Community based dietary BCC intervention is highly feasible and effective in the real-life context and needed to be considered for improving the nutritional and health challenges of children.
Acknowledgments
The authors express their gratitude to Jimma University for financial support. They extend their special thanks to Arsi Zone, health department, districts, and kebeles administrative officers and all health Extension Workers for their assistance and cooperation at the time of data collection and accompanying fieldwork and assisting our one year and three-month intervention program.
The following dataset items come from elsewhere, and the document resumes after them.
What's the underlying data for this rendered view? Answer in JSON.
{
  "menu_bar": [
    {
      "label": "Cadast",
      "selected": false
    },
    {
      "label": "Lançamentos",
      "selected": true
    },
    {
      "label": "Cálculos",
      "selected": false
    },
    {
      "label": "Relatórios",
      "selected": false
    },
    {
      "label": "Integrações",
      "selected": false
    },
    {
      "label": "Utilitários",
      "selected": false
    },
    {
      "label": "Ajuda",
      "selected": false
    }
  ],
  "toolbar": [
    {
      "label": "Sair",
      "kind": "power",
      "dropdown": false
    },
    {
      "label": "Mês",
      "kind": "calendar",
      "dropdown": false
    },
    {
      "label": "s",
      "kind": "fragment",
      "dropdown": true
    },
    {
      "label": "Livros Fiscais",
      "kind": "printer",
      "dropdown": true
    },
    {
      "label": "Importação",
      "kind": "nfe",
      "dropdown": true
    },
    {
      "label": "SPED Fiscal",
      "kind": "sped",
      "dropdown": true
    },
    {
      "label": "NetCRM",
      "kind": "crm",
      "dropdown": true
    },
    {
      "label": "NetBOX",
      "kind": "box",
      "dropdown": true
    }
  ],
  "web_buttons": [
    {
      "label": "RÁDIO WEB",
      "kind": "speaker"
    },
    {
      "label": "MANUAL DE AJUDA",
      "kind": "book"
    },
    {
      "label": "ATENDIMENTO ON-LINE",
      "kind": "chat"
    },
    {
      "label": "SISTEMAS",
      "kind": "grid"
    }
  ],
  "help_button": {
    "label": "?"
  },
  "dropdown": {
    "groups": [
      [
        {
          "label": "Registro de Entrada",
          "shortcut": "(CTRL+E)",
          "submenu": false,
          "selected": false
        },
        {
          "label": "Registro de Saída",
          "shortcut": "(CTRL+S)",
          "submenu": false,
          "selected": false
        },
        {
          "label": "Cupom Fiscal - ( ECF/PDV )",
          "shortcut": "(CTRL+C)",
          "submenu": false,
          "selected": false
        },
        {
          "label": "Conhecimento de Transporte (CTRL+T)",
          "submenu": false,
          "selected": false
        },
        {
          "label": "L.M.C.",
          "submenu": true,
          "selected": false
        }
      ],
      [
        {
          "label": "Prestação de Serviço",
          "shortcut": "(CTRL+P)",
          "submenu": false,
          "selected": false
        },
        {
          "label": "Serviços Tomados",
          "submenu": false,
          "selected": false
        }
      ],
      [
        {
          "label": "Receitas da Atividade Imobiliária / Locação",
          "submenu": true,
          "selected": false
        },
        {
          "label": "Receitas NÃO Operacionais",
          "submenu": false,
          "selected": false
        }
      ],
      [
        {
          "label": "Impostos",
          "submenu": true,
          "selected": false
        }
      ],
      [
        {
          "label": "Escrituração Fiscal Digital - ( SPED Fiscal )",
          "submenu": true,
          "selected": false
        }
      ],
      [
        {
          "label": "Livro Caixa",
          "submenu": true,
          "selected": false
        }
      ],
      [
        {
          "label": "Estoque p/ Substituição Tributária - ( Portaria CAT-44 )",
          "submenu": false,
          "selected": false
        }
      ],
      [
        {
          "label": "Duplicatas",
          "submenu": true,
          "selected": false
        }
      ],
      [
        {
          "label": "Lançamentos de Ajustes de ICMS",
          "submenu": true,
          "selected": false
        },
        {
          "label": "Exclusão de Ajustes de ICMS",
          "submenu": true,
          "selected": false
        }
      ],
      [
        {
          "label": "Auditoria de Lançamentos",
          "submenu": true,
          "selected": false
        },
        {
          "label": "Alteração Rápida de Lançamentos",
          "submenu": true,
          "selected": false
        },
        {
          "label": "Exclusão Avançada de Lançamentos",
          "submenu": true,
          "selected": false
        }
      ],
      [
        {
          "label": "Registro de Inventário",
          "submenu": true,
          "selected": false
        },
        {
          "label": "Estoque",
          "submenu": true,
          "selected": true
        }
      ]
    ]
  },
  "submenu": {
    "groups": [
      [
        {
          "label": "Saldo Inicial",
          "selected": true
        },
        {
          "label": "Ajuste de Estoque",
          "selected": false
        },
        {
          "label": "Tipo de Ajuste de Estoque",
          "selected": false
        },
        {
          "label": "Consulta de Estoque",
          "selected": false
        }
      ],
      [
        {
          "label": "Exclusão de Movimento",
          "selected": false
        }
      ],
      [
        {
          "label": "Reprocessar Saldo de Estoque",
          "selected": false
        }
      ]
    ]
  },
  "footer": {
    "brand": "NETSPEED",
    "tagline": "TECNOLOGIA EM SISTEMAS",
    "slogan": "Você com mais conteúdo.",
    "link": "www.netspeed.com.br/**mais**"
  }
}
Furthermore, a deep appreciation goes to Ethiopian Public health institute food and nutrition laboratory officers for their technical work in their laboratory.
Ethical approval
Ethical approval was obtained from the Ethical Review Committee of the Institutional Review Board (IRB) Institute of Health, Jimma University. A formal letter was written to the eight district Health offices and Health Extension Workers for permission and support until the intervention program completed. The study participants were informed that their participation was voluntary, and they were free to participate in the study, or refuse at any time and for any reason without any penalty. Informed consent for their paired children and their consent protocol was approved by the Ethical Review Committee.
Funding
The research was fully funded by Jimma University.
Competing interests
None declared.
Author contributions
FA did the design of the intervention project, analysis, and preparation of the whole manuscript, AM, participated in the analysis of data, write up and preparation and TB participated in the analysis of data, write up and final amendment of the manuscript for publication. All authors read and approved the final manuscript.